自民党派閥の政治資金パーティー収入を巡る裏金事件で、約5100万円を政治資金収支報告書に記載しなかったとして、政治資金規正法違反(虚偽記載)罪に問われた元参院議員大野泰正(66)、元政策秘書岩田佳子(62)両被告の公判が26日、東京地裁(福家康史裁判長)であった。検察側は「国民の政治不信の増大を招いた悪質な犯行」として大野被告に罰金150万円、岩田被告に罰金50万円を求刑した。
弁護側はいずれも最終弁論で改めて無罪を主張し、結審した。判決は6月23日。
検察側は論告で、大野被告らはノルマを超過したパーティー券収入の還流分を管理・保管する帳簿や専用口座を保有しておらず、資金管理団体「泰士会」への寄付金に当たると認識していたと主張。

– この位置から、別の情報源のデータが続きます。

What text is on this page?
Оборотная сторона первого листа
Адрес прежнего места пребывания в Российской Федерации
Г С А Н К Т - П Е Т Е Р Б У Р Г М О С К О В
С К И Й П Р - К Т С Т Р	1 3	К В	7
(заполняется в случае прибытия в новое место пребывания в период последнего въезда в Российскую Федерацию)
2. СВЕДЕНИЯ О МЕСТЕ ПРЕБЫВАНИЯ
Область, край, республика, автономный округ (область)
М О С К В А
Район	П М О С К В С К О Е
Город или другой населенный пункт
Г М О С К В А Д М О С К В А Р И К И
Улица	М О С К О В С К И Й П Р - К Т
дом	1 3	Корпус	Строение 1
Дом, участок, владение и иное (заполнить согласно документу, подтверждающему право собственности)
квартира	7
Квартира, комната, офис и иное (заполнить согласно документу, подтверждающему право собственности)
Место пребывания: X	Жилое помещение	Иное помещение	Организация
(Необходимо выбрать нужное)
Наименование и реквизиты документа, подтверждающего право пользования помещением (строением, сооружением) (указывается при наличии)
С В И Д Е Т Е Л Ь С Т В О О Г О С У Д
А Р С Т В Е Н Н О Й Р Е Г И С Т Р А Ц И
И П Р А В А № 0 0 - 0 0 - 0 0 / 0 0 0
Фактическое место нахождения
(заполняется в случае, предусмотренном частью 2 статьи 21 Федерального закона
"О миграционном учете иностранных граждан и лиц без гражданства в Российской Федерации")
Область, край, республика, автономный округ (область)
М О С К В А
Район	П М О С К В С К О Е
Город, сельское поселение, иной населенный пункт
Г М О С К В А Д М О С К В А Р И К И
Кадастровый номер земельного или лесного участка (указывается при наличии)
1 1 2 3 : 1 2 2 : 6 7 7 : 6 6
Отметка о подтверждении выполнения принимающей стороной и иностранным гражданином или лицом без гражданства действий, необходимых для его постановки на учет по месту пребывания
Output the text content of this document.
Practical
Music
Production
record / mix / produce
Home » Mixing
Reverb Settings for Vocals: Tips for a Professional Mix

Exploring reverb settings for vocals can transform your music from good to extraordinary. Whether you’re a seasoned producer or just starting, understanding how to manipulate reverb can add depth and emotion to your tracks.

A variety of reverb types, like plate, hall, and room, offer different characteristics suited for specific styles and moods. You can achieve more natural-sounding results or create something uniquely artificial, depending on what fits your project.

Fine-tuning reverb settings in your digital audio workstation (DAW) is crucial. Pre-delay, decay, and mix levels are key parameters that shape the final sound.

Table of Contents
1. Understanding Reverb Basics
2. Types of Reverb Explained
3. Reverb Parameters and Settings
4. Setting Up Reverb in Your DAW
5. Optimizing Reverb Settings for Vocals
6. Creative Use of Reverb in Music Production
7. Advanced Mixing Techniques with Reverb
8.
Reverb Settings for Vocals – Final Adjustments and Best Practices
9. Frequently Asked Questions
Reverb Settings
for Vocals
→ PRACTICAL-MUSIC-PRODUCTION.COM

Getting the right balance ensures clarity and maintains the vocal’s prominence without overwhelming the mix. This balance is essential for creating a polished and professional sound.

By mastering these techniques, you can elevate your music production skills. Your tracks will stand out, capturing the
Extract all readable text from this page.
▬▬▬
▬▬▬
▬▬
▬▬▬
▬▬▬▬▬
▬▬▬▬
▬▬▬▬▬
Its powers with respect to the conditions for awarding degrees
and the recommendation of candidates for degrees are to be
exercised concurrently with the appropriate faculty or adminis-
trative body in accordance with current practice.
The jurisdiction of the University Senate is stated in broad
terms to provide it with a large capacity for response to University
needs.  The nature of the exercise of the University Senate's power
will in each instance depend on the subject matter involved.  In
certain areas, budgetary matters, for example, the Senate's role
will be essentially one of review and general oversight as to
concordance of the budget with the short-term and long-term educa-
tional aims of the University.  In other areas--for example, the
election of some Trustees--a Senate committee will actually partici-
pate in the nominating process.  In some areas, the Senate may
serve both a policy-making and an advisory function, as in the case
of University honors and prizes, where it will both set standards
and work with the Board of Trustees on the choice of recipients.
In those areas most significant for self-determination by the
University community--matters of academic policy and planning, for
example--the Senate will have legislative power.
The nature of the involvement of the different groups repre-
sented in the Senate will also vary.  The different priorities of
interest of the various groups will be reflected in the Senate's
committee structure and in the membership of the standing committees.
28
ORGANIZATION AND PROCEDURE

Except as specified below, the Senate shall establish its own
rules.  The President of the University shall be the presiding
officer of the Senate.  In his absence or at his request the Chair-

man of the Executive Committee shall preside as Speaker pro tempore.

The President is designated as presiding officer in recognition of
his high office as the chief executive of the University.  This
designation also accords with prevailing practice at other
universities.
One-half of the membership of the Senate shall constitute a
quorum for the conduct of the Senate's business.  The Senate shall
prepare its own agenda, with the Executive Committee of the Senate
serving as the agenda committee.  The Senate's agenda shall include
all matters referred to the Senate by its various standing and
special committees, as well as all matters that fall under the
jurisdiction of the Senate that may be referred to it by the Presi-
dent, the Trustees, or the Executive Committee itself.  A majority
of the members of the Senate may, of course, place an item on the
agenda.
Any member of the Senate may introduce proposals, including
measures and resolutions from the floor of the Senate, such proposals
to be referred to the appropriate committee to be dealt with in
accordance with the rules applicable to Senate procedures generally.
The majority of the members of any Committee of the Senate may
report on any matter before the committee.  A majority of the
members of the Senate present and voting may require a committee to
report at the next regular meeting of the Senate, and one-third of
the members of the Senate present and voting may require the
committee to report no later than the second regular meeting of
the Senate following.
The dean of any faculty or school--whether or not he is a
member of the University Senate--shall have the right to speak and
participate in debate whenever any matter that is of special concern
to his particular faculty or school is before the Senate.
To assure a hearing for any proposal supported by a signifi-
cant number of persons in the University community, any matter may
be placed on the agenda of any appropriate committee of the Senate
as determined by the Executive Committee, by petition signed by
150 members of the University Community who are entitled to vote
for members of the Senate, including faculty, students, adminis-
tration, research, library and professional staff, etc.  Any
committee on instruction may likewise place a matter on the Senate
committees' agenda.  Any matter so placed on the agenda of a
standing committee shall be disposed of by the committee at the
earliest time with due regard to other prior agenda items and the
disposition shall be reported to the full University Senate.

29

事務所の担当者らに還流分を受け取った事実を伝えず、収支報告書に虚偽の記載をして提出させたなどとして、「政治資金規正法違反罪が成立することは明らかだ」とした。
その上で、受け取った還流分はクレジットカードの支払いや事務所経費に充てていたと指摘。大野被告について「最終決定権者としての刑事責任は重大」と非難した。
弁護側は、還流分の取り扱いについて派閥幹部や事務局から説明がなく、事務所で管理する「預かり金」と認識していたと反論。収支報告書の作成は担当者らに任せており、虚偽記載の共謀はないと主張した。
最終意見陳述で大野被告は「政治不信を抱かせてしまったことは痛恨の極みだが、私は虚偽記載を一切知らなかった」と訴えた。